Loading a Text Corpus

As in the previous sections, Yellowbrick has provided a sample dataset to run the following cells. In particular, we are going to use a text corpus wrangled from the Baleen RSS Corpus to present the following examples. If you haven’t already downloaded the data, you can do so by running:

$ python -m yellowbrick.download

Note that this will create a directory called data in your current working directory that contains subdirectories with the provided datasets.

Not

If you’ve already followed the instructions from downloading example datasets, you don’t have to repeat these steps here. Simply check to ensure there is a directory called hobbies in your data directory.
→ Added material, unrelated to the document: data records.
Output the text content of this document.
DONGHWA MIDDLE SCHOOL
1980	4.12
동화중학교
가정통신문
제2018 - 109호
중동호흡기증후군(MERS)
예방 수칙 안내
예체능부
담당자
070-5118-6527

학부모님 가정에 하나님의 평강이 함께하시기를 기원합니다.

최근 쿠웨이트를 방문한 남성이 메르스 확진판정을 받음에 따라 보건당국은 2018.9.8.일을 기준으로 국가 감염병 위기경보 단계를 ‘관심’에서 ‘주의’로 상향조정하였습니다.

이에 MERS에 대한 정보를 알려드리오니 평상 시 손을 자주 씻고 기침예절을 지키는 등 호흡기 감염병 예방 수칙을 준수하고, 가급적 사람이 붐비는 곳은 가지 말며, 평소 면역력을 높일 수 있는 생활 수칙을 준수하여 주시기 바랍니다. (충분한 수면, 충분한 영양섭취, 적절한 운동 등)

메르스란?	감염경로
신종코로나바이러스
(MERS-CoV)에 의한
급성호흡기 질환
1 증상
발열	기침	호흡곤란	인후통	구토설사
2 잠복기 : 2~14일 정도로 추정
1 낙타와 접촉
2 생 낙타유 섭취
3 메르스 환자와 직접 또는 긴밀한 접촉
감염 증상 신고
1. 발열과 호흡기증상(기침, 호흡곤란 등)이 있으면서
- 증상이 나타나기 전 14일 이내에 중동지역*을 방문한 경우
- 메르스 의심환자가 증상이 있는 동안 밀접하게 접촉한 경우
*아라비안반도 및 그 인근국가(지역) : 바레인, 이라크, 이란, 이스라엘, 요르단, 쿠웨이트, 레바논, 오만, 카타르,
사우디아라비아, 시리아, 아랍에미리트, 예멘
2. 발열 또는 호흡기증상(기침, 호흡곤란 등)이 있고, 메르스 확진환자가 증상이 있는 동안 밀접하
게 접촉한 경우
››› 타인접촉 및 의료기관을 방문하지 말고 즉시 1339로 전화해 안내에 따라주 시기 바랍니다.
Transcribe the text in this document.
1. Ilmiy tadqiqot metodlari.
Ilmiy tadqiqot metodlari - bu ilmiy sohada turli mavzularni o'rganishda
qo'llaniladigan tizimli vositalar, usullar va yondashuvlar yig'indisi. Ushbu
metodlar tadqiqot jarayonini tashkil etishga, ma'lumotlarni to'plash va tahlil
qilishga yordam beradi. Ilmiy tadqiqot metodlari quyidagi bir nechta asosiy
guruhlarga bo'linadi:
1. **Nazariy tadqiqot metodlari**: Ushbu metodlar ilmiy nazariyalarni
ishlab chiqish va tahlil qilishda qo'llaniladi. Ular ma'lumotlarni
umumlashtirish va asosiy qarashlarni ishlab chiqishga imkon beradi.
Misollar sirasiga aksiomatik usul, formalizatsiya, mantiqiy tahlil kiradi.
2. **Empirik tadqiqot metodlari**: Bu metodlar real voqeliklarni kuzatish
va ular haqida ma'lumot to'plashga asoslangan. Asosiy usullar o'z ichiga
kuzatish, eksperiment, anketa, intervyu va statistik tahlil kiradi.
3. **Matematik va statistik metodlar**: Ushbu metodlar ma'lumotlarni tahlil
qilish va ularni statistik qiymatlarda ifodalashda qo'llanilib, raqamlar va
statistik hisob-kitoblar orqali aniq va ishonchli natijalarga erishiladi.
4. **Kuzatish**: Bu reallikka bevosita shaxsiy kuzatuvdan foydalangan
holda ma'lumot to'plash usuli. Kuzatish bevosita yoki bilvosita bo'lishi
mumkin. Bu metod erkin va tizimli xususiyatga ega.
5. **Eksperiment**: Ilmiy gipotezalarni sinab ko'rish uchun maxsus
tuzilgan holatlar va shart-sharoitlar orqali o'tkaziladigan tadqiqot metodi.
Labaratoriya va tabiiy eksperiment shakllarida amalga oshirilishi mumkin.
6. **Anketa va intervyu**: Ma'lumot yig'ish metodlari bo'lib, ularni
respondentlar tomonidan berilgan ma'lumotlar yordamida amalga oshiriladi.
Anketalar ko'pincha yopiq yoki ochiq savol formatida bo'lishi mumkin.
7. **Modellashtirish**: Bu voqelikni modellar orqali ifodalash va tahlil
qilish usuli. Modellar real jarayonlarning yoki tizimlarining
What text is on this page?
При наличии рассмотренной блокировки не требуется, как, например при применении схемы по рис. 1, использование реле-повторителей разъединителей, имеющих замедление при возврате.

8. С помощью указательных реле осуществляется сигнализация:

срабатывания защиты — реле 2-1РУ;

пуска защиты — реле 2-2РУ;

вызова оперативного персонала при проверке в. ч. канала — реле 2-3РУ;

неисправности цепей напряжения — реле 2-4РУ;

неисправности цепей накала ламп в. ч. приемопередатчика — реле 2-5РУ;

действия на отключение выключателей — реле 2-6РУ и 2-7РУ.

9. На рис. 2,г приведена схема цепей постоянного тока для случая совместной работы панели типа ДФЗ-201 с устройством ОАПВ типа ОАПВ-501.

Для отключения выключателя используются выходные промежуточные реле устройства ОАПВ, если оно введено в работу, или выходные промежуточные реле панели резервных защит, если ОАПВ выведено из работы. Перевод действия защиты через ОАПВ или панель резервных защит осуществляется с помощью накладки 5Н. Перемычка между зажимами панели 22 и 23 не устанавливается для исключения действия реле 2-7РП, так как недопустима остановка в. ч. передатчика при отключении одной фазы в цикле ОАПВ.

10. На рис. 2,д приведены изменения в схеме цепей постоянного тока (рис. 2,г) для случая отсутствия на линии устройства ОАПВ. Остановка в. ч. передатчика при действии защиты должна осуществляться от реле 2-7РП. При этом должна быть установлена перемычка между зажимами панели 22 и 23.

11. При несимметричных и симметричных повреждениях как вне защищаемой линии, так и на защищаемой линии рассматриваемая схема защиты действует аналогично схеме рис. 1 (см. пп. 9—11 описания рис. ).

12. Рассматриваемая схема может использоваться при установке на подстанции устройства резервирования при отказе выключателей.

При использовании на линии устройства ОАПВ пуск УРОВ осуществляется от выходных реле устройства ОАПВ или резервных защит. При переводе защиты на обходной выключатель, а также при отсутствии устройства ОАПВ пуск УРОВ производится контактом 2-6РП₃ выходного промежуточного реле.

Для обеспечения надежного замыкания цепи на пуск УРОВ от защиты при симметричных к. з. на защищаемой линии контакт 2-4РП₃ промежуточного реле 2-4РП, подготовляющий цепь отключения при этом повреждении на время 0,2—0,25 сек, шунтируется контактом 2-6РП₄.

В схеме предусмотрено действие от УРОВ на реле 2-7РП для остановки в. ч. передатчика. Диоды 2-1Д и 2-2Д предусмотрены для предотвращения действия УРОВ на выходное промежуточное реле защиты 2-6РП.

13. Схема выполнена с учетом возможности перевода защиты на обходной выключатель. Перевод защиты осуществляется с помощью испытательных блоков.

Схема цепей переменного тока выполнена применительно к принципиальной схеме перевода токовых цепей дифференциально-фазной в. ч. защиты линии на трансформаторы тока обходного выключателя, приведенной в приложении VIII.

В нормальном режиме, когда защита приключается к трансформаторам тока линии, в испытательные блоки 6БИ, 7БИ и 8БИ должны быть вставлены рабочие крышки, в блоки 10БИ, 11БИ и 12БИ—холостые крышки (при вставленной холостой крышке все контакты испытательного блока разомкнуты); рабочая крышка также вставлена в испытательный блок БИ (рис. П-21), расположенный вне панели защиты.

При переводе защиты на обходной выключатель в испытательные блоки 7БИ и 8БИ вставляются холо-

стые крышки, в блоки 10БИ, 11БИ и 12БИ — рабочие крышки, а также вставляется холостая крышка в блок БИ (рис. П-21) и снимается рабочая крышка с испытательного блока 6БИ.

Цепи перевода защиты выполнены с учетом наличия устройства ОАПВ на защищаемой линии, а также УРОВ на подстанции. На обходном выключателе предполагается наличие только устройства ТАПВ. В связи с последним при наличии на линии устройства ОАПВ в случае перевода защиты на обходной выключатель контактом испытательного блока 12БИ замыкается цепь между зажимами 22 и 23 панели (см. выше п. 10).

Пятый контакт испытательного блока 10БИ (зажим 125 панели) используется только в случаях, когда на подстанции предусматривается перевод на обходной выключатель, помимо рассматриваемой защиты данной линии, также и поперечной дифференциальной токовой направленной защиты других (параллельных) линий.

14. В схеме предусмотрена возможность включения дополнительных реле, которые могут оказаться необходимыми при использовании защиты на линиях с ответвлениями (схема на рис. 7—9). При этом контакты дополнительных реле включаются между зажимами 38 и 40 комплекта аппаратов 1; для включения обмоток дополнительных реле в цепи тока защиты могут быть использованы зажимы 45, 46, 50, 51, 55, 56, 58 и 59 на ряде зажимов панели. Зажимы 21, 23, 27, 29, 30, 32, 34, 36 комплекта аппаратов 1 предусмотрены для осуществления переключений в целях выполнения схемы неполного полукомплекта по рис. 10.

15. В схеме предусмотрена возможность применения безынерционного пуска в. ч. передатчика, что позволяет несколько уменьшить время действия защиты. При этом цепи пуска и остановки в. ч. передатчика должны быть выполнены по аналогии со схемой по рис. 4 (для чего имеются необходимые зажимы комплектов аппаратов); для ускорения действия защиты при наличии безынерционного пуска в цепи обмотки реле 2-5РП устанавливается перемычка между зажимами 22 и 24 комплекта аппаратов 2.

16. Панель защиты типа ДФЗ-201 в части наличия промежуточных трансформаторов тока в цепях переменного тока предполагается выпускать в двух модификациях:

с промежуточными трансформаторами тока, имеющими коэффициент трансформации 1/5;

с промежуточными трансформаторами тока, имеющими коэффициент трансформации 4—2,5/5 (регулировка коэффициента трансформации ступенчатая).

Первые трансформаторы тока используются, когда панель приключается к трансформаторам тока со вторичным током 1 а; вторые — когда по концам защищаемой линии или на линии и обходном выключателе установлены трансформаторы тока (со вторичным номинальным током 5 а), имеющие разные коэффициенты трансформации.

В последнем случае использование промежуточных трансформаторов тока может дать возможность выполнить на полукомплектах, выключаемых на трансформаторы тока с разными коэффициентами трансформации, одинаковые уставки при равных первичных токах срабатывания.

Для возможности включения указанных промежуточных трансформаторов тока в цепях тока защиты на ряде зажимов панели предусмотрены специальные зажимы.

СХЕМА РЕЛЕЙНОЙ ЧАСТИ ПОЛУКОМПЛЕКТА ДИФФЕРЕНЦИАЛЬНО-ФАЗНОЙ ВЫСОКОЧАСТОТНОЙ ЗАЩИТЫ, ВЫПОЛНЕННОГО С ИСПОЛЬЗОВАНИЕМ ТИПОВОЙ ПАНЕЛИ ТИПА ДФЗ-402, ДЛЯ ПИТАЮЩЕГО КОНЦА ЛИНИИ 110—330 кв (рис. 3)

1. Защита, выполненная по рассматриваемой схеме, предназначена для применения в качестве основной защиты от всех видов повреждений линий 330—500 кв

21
The following code snippet creates a utility that will load the corpus from disk into a Scikit-Learn Bunch object. This method creates a corpus that is exactly the same as the one found in the “working with text data” example on the Scikit-Learn website, hopefully making the examples easier to use.

import os
from sklearn.datasets.base import Bunch

def load_corpus(path):
    """
    Loads and wrangles the passed in text corpus by path.
    """

    # Check if the data exists, otherwise download or raise
    if not os.path.exists(path):
        raise ValueError((
            "'{}' dataset has not been downloaded, "
            "use the yellowbrick.download module to fetch datasets"
        ).format(path))

    # Read the directories in the directory as the categories.
    categories = [
        cat for cat in os.listdir(path)
        if os.path.isdir(os.path.join(path, cat))
    ]

    files  = [] # holds the file names relative to the root
    data   = [] # holds the text read from the file
    target = [] # holds the string of the category

    # Load the data from the files in the corpus
    for cat in categories:
        for name in os.listdir(os.path.join(path, cat)):
            files.append(os.path.join(path, cat, name))
            target.append(cat)

            with open(os.path.join(path, cat, name), 'r') as f:
                data.append(f.read())


    # Return the data bunch for use similar to the newsgroups example
    return Bunch(
        categories=categories,
        files=files,
        data=data,
        target=target,
    )

This is a fairly long ibt of code, so let’s walk through it step by step. The data in the corpus directory is stored as follows:

data/hobbies
├── README.md
└── books
|   ├── 56d62a53c1808113ffb87f1f.txt
|   └── 5745a9c7c180810be6efd70b.txt
└── cinema
|   ├── 56d629b5c1808113ffb87d8f.txt
|   └── 57408e5fc180810be6e574c8.txt
└── cooking
|   ├── 56d62b25c1808113ffb8813b.txt
|   └── 573f0728c180810be6e2575c.txt
└── gaming
|   ├── 56d62654c1808113ffb87938.txt
|   └── 574585d7c180810be6ef7ffc.txt
└── sports
    ├── 56d62adec1808113ffb88054.txt
    └── 56d70f17c180810560aec345.txt

Each of the documents in the corpus is stored in a text file labeled with its hash signature in a directory that specifies its label or category. Therefore the first step after checking to make sure the specified path exists is to list all the directories in the hobbies directory – this gives us each of our categories, which we will store later in the bunch.

The second step is to create placeholders for holding filenames, text data, and labels. We can then loop through the list of categories, list the files in each category directory, add those files to the files list, add the category name to the target list, then open and read the file to add it to data.

To load the corpus into memory, we can simply use the following snippet:

corpus = load_corpus("data/hobbies")

We’ll use this snippet in all of the text examples in this section!